The trial used carboplatin and not cisplatin in the comparator arm as etoposide-carboplatin is considered standard in Denmark. Thus, formally, the trial compares two drug combinations and not topotecan versus etoposide. However, a meta-analysis from 2012 including four randomized trials concluded that carboplatin and cisplatin were equally efficacious with regards to PFS or OS (OS 9.4 vs 9.6 months and PFS 5.3 vs 5.5 months, respectively) [Citation16]. Toxicity profiles, however, were quite different. In the carboplatin containing regimens the high frequency of myelosuppression especially thrombocytopenia was confirmed which supports that carboplatin could be responsible for the increase in hematological toxicity in the etoposide arm. The cisplatin containing regimens had a higher frequency of non-hematologic toxicities such as neurotoxicity, renal toxicity, nausea, and vomiting. In the present trial no significant differences in non-hematologic toxicity were recorded, which could be due to the relatively low cisplatin dose used (50 mg/m2). However, this dose had previously been established as the maximum tolerable dose within this schedule [Citation8,Citation10].

Conclusion

This randomized study failed to demonstrate differences in survival between carboplatin-etoposide and cisplatin-topotecan in ES SCLC. Hematological toxicity and febrile neutropenia were more frequent in patients treated with etoposide and carboplatin. Long term survival was extremely rare.

Author contribution

All authors contributed to the study conception and design. Material preparation, data collection and analysis were performed by Morten Mau-Sørensen, Jonas Gerner-Rasmussen, Olfred Hansen, and Seppo W. Langer. The first draft of the manuscript was written by Morten Mau-Sørensen, Jonas Gerner-Rasmussen, and Seppo W. Langer, and all authors commented on previous versions of the manuscript. All authors read and approved the final manuscript.

Ethics approval

The study protocol was approved by a national ethics committee. Written informed consent was required, and the study was conducted in accordance with the declaration of Helsinki. The study was registered in ClinicalTrials.gov, NCT 00812266.
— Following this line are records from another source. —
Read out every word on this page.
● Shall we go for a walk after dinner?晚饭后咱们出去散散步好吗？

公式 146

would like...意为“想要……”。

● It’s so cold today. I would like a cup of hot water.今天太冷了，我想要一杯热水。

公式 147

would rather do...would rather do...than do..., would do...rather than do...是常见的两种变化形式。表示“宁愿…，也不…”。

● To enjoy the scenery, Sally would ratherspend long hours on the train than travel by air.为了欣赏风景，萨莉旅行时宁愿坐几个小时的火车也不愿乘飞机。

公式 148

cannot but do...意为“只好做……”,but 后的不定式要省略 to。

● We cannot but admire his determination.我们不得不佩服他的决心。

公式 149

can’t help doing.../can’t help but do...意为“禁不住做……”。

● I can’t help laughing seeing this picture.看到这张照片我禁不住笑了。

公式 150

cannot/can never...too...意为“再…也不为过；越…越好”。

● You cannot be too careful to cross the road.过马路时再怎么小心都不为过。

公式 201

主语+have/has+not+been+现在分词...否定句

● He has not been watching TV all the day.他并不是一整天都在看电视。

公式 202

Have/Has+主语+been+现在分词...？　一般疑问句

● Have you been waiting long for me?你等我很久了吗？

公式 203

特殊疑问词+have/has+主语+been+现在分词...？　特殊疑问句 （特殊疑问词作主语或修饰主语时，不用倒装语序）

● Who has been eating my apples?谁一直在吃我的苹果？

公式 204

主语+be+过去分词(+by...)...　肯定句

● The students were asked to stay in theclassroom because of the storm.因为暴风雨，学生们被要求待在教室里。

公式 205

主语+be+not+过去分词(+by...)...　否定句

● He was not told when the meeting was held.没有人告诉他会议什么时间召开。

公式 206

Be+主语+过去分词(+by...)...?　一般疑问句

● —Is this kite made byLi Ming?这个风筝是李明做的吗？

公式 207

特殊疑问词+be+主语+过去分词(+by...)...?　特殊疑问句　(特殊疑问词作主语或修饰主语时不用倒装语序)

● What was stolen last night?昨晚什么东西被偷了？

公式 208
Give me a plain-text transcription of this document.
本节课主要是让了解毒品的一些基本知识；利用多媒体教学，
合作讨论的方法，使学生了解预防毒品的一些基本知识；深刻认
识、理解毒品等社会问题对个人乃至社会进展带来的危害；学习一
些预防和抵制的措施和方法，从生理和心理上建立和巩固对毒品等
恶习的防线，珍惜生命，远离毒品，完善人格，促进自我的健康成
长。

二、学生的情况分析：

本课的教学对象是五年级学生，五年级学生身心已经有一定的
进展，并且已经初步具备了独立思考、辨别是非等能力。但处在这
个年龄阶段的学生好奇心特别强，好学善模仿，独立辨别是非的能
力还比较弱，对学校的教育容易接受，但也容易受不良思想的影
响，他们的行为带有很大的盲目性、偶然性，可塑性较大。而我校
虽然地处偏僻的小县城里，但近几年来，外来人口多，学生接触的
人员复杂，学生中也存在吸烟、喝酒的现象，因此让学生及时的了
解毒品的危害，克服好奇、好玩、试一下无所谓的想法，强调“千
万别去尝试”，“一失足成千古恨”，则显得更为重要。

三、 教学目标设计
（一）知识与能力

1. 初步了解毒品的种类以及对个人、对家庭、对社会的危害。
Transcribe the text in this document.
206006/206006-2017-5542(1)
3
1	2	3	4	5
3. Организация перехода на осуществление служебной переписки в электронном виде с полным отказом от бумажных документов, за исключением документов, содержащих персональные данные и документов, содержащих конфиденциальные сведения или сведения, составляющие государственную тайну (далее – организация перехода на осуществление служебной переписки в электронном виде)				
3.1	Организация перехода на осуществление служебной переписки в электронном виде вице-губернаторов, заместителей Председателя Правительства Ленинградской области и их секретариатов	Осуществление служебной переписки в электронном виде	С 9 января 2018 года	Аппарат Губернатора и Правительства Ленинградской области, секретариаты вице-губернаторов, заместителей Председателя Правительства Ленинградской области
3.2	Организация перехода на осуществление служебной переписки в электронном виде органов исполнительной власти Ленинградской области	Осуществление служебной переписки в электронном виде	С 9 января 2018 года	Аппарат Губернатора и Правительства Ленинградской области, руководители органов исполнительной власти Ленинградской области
Data availability statement

Data available on request from the authors.

Disclosure statement

SWL: Advisory board, research collaboration, speaker fee: Roche, Merck, Amgen, AbbVie, Jannsen Pharma, Boehringer-Ingelheim.

Additional information

Funding

The conduction of the study was supported by an unrestricted grant from Glaxo-Smith-Kline
The conduction of the study was supported by an unrestricted grant from Glaxo-Smith-Kline.